This excerpt taken from the CLZR 10-K filed Sep 30, 2005.
(a) Confidential Information. As used herein, Confidential Information shall mean any information relating to the business of the disclosing party which the disclosing party has marked as confidential, designated as confidential in this Agreement or, in the case of oral information, has identified as confidential in writing to the receiving party within thirty (30) days of disclosure. Notwithstanding the foregoing, information which is orally or visually disclosed to the receiving party by the disclosing party, or is disclosed in writing without an appropriate letter, proprietary stamp or legend, shall constitute Confidential Information if it would be apparent to a reasonable person, familiar with the disclosing partys business and the industry in which it operates, that such information is of a confidential or proprietary nature, the confidentiality of which is important to the disclosing party. The pricing and pricing terms in this Agreement and any other agreement between Seller and a McKesson Corporation company shall be deemed Confidential Information of McKesson. Notwithstanding anything to the contrary in this Section 13, Confidential Information shall not include:
i. information that is approved for public release by the written authorization of the disclosing party;
ii. information that was disclosed to the receiving party by a third party having the legal right to make such disclosure, or which the receiving party can establish was in its lawful possession prior to its receipt thereof from the disclosing party;
iii. information that is in the public domain prior to the receiving partys receipt thereof from the disclosing party, or which subsequently becomes a part of the public domain other than by the receiving partys negligence or wrongful act; or
iv. information that the receiving party can establish was independently developed without breach of this Agreement or use of Confidential Information.

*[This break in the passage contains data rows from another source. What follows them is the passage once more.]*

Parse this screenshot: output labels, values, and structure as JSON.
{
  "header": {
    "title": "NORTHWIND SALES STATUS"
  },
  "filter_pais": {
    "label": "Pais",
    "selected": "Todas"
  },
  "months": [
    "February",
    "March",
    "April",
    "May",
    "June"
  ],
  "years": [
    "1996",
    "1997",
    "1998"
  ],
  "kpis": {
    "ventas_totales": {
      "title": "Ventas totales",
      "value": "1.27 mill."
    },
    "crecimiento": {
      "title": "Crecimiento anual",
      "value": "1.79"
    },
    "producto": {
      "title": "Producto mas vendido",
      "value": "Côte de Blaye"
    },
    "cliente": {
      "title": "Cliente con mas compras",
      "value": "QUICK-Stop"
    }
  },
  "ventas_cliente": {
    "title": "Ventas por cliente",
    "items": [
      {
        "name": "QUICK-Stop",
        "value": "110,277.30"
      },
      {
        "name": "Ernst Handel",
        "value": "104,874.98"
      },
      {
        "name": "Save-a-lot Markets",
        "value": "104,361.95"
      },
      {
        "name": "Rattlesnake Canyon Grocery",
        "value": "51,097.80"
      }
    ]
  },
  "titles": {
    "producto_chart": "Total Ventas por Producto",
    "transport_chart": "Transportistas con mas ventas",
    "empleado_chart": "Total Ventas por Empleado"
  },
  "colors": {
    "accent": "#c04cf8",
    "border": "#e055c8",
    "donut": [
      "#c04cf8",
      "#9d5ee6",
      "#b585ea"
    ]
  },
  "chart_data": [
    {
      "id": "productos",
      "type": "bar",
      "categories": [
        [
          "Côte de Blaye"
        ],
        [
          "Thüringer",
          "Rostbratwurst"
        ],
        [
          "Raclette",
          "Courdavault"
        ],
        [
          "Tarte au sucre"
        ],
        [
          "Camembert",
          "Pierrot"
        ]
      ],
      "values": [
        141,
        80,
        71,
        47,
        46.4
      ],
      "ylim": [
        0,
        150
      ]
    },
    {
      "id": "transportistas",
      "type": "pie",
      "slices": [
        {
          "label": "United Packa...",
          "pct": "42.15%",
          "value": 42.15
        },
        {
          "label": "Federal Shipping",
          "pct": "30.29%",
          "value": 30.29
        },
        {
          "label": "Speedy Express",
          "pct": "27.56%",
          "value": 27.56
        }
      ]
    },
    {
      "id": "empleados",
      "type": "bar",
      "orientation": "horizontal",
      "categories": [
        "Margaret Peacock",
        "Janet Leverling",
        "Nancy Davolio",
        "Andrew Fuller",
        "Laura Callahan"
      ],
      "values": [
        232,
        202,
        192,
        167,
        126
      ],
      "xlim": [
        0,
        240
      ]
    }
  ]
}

(b) Non-disclosure. Each party: (i) shall not disclose Confidential Information of the other party to any third party without first obtaining the express written permission of the disclosing party (other than to a subcontractor engaged to perform some or all of the services hereunder, which subcontractor shall be bound by substantially similar confidentiality provisions); (ii) shall use Confidential Information of the other party only as is necessary to fulfill its obligations pursuant to this Agreement and with respect to Buyer to provide distribution services to its customers; and (iii) shall limit such disclosure to any of its officers, employees or agents on a need-to-know basis for purposes of fulfilling its obligations under this Agreement and with respect to Buyer to provide distribution services to its customers. Notwithstanding the foregoing, Confidential Information of the other party may be disclosed pursuant to a subpoena or court order, provided that the receiving party gives prompt notice to the disclosing party that it intends to make such disclosure so that the other party can take any appropriate steps it deems necessary to limit the extent of such disclosure or to seek protection of such disclosure.
(c) Effect of Termination. Upon termination of this Agreement, each party shall return to the other party or destroy any Confidential Information of the other party and provide a written verification of such return or destruction. Each partys obligation to maintain the confidentiality of Confidential Information shall survive for a period of three (3) years following expiration or termination of this Agreement. The receiving party may retain one (1) copy of Confidential Information for its legal archives, provided that such Confidential Information shall remain subject to the provisions of this Agreement unless and until the Confidential Information is returned to the disclosing party.